2 Kommentare zu „Politischer Anschauungsunterricht für 60 junge Polizisten“

  1. Die verheimlicht jüdischen Kriminellen und Jahrhundertlügner in Medien, in Parteien aller Couleur, in evang. und kath. und freikirchl. Kirchen und isalmischen Moscheen, in freimaurerischen und kirchlichen und freikirchlichen Organisationen, in gewählten Volkszertreter-Kreisen von Regierung bis Gemeinderäten und Kirchenvorständen, in Beamtentum und pensioniertem Beamtentum von Ministerien bis Rathäusern, in sonstigen Ämtern und Würden und Schlüsselstellen und Unternehmertum, Banken, Sparkassen, Versicherungen, Ärzteschaft, Apothekerschaft, Kanzleien und Praxen, entlarven sich reihenweise selbst als jüdische Todfeinde des deutschen Volkes und Volkszertreter!

    Buch „Der geplante Volkstod“ vom Schweizer Jürgen Graf. Dieses kriminologisch präzise und dabei hervorragend geschriebene und fesselnde Buch wird verheimlicht jüdisch unterdrückt, seit seinem Erscheinen 2015, sogar mithilfe von t-online.de, freenet.de, gmx.de, hotmail.de bzw. hotmail.com, web.de, mail.de, kabelmail.de, yahoo.de!!!

    Das Buch enthält auf fast 700 spannend zu lesenden Seiten wohl zuviel Wahrheit, zuviele konkrete Namen von verheimlicht jüdischen Tätern und ebensolchen Täterorganisationen.

    Der von Lügipedia pardon Wikipedia besudelte und kriminalisierte Revisionist und lebenslange Wahrheitskämpfer Jürgen Graf, von Beruf Übersetzer und Lehrer mit 15 Fremdsprachen, ist meines Erachtens einer der der wichtigsten Schriftsteller dieses Jahrhunderts.

    Seine Bücher sind noch um Welten präziser und aufhellender als Jan van Helsings Bücher. Jürgen Graf trifft in jedem Satz den Nagel genau auf den Kopf. Beste Literatur in hervorragendem Deutsch und kurzen, präzisen Sätzen.
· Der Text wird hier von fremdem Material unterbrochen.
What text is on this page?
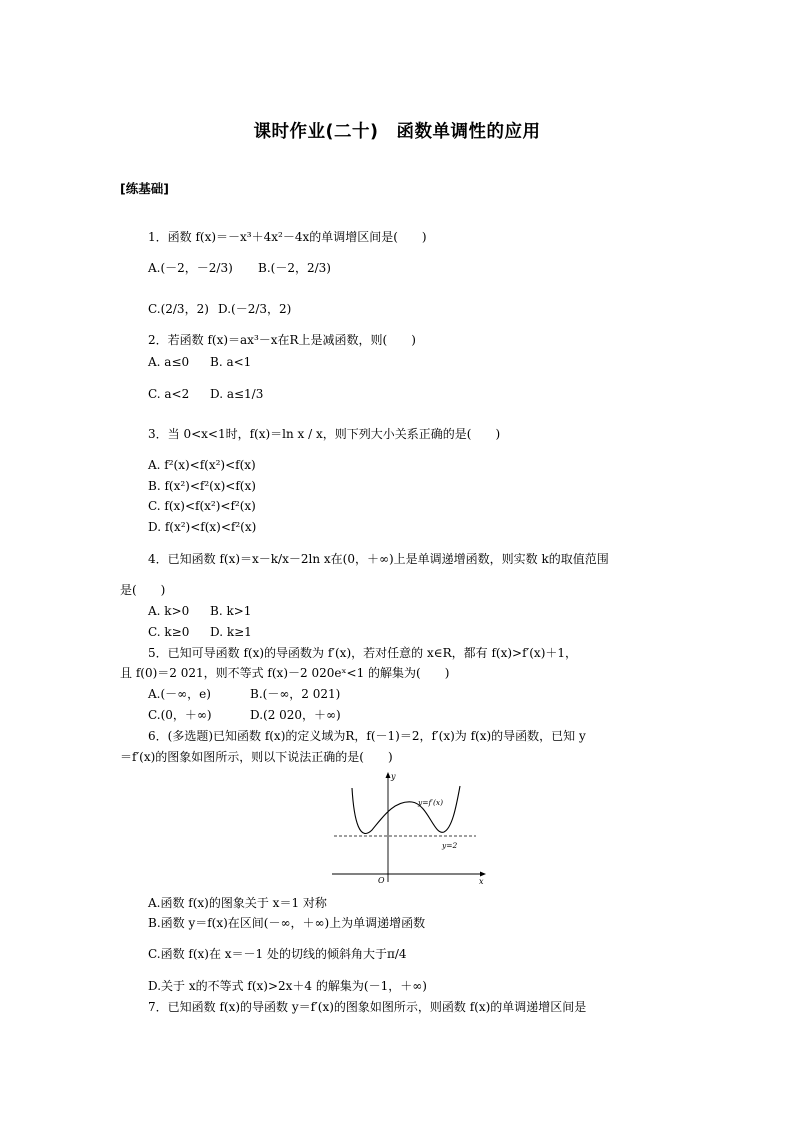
课时作业(二十)　函数单调性的应用
[练基础]
1．函数 f(x)＝－x³＋4x²－4x的单调增区间是(　　)
A.(－2，－2/3) B.(－2，2/3)
C.(2/3，2) D.(－2/3，2)
2．若函数 f(x)＝ax³－x在R上是减函数，则(　　)
A. a≤0 B. a<1
C. a<2 D. a≤1/3
3．当 0<x<1时，f(x)＝ln x / x，则下列大小关系正确的是(　　)
A. f²(x)<f(x²)<f(x)
B. f(x²)<f²(x)<f(x)
C. f(x)<f(x²)<f²(x)
D. f(x²)<f(x)<f²(x)
4．已知函数 f(x)＝x－k/x－2ln x在(0，＋∞)上是单调递增函数，则实数 k的取值范围
是(　　)
A. k>0 B. k>1
C. k≥0 D. k≥1
5．已知可导函数 f(x)的导函数为 f′(x)，若对任意的 x∈R，都有 f(x)>f′(x)＋1，
且 f(0)＝2 021，则不等式 f(x)－2 020eˣ<1 的解集为(　　)
A.(－∞，e)	B.(－∞，2 021)
C.(0，＋∞)	D.(2 020，＋∞)
6．(多选题)已知函数 f(x)的定义域为R，f(－1)＝2，f′(x)为 f(x)的导函数，已知 y
＝f′(x)的图象如图所示，则以下说法正确的是(　　)
y
x
O
y=f′(x)
y=2
A.函数 f(x)的图象关于 x＝1 对称
B.函数 y＝f(x)在区间(－∞，＋∞)上为单调递增函数
C.函数 f(x)在 x＝－1 处的切线的倾斜角大于π/4
D.关于 x的不等式 f(x)>2x＋4 的解集为(－1，＋∞)
7．已知函数 f(x)的导函数 y＝f′(x)的图象如图所示，则函数 f(x)的单调递增区间是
    Die allesamt verheimlicht jüdischen Bucheinzelhändlern, Buchgroßhändlern, Buchaufkäufer, Antiquare, Leiter und Personal von Bibliotheken und Büchereien, Amazon, http://www.zvab.com, ebay, ebay-kleinanzeigen, usw., entlarven sich reihenweise selbst als Juden, indem sie in den vergangenen zwei Jahren seit dem Erscheinen dieses Buch „Der geplante Volkstod“ von Jürgen Graf, dieses friedensnobelpreiswürdige Jahrhundertwerk systematisch, vorsätzlich und heimtückisch unterdrücken und boykottieren im gesamten deutschsprachigen Raum, und es aus dem Verkehr ziehen, sollte mal ein Exemplar auftauchen (z. B. wenn mal eines als Schenkung an eine Bücherei oder Bibliothek gegeben wird, so geben die Bücherei-Leiter und -mitarbeiter es nicht zur Ausleihe frei, sondern es verschwindet spurlos).